Вокруг одной могилы сидело трое молодых людей, которые сначала отнеслись ко мне с подозрением – не хотели, чтобы я фотографировала. Я рассказала им свою легенду: что я американский исследователь русского происхождения, изучаю российские надгробия, что вот это мне очень понравилось. Хранители могилы постепенно расположились ко мне и даже предложили «постоять на стреме» – не едет ли кто, чтобы я смогла спокойно фотографировать. Напоследок один из них, откупорив шампанское «Möet & Chandon», предложил и мне; я ответила, что не пью, хотя «теперь мне жаль, – сказала я Васе. – Не смогу похвастаться, что выпивала с хранителями мафиозной могилы».
* * *
Как читатель наверняка понял, у нас с Аксеновым сложились очень близкие отношения, хотя в последние годы его жизни мы не виделись. Он был чрезвычайно щедрым человеком. В свой первый приезд в Калифорнию он буквально завалил меня подарками, хотя был отнюдь не богат. Он обладал редким умением общаться с самыми разными людьми, включая самых «простых», что мне нравилось. Многих привлекали его открытость, отсутствие высокомерия – и неизменный молодежный стиль, который, впрочем, под конец стал казаться несколько неестественным, пожалуй, даже неуместным. В последние годы семейные обстоятельства Васи были очень тяжелы. В том же 1999 году единственный внук Майи, Ваня Трунин, которого Аксенов очень любил, покончил с собой в Сан-Франциско – выбросился с крыши четвертого этажа. Ему было двадцать шесть лет. О нем мы тогда, конечно, говорили. Возможно, Аксенов стал так много, может быть, слишком много, писать отчасти для того, чтобы отвлечься от семейных невзгод, но это – мое допущение. На Майю, которой ранее так везло, обрушились неимоверные потери. Умер Аксенов: после инсульта он больше года лежал в больнице, лишь изредка приходя в сознание. Вскоре после его инсульта неожиданно скончалась дочь Майи Алена, которая много лет страдала тяжелой формой алкоголизма[420]. Слов нет.

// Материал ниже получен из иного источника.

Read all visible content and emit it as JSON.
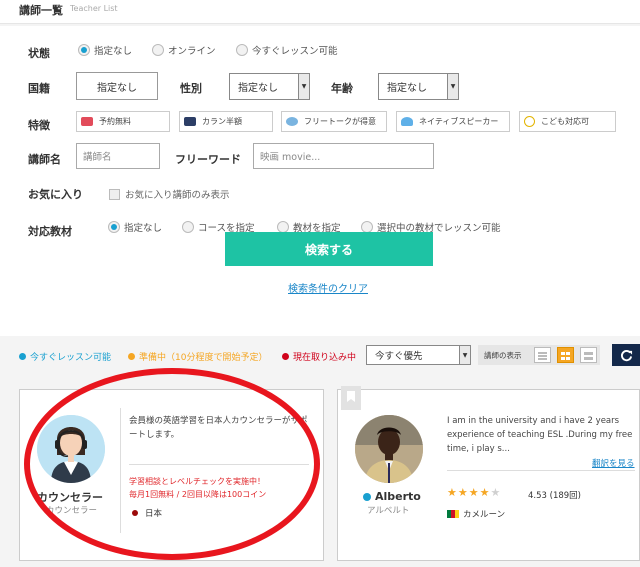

Кода. Уже после того, как я написала эту главу, в Берклийской университетской библиотеке мне случайно попался сборник Аксенова «Американская кириллица» (2004). Я его раньше не знала. В нем собраны фрагменты из его книг об Америке, включая «Круглые сутки нон-стоп». Меня поразило то, что «Милейшая Калифорнийка» (или «М. К.») превратилась в «Лесли Врангель» – потомка того самого Врангеля, образ которого в «Острове Крым» так возмутил мою мать. В предисловии к «Кириллице» Аксенов пишет о своей первой поездке в Америку: «Отправился бедолага в долгий путь, к Врангелям в Калифорнию»; дальше: «Эта семейка повадилась наезжать в СССР», но в Америке буква «в» в фамилии Врангель произносится «как „w“, как и в джинсах Wrangler – заквакал» бы какой-нибудь московский генерал, если бы узнал, что эти путешественники ни больше ни меньше, потомки «черного барона»; что они «уже в нескольких поколениях являются славистами», вернее, «американскими славистами», пишет Аксенов[421]. В описании его поездки в Монтерей говорится: «В этом месте в оригинале „Нон-стоп“, чтобы не взбесились московские инициалы, не говоря уже о безымянных товарищах, я не упоминаю, что останавливался в родовом доме Врангелей, построенном еще внуком крымского главкома, преподавателем военной школы переводчиков. С помощью данных скобок объясняю современной молодежи, забывшей советскую крепостную систему»[422].